Наделенная даром дружбы, Ш., — по словам М. Степановой, — «была накоротке со всем Петербургом — Ленинградом и половиной Москвы»[3180]. Круг общения, разумеется, менялся, но сохранялись в нем и константы, собеседники, свидетельства о которых особо важны, — ее слабохарактерный и непутевый муж композитор Ю. Шапорин[3181], А. Ахматова и А. Толстой, А. Остроумова-Лебедева и Н. Альтман, С. Прокофьев и Д. Шостакович, М. Юдина и Е. Мравинский, М. Лозинский и Н. Тихонов… Поэтому вполне понятно, что, когда началась война, Ш. попытались принудить к доносительству, и она, — продолжим цитировать Р. Фрумкину, — «в конце концов, сочла тактически менее рискованным согласиться и несколько раз писала „донесения“ о том, какие „правильные“ люди ее окружают — пока, наконец, не упросила оставить ее в покое из-за ее „бесполезности“»[3182].
Зато в дневниках все писала без утайки.
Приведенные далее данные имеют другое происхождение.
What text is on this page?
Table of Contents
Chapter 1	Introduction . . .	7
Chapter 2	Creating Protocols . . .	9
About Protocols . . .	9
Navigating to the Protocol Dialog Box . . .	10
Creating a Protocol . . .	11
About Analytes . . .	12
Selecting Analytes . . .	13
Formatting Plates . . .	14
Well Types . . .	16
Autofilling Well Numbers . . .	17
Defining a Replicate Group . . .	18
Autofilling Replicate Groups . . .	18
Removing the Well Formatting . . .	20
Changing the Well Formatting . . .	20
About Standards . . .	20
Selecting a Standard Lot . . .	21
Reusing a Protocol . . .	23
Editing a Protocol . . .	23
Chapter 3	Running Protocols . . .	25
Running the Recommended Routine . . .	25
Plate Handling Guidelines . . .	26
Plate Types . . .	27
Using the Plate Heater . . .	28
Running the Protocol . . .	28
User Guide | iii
И о себе самой тоже, не скрывая ни приступов отчаяния, ни душевной слабости, ни время от времени все-таки посещавших ее потачек правящей великодержавности. Б. Парамонов с позиции сегодняшнего дня говорит об этих потачках как о Стокгольмском синдроме[3183]. Возможно, хотя еще возможнее перед нами естественное для человека с дворянскими корнями проявление государственнических инстинктов, когда так радуешься державной мощи России, что даже и в агрессивном сталинском империализме готов найти своего рода достоинства.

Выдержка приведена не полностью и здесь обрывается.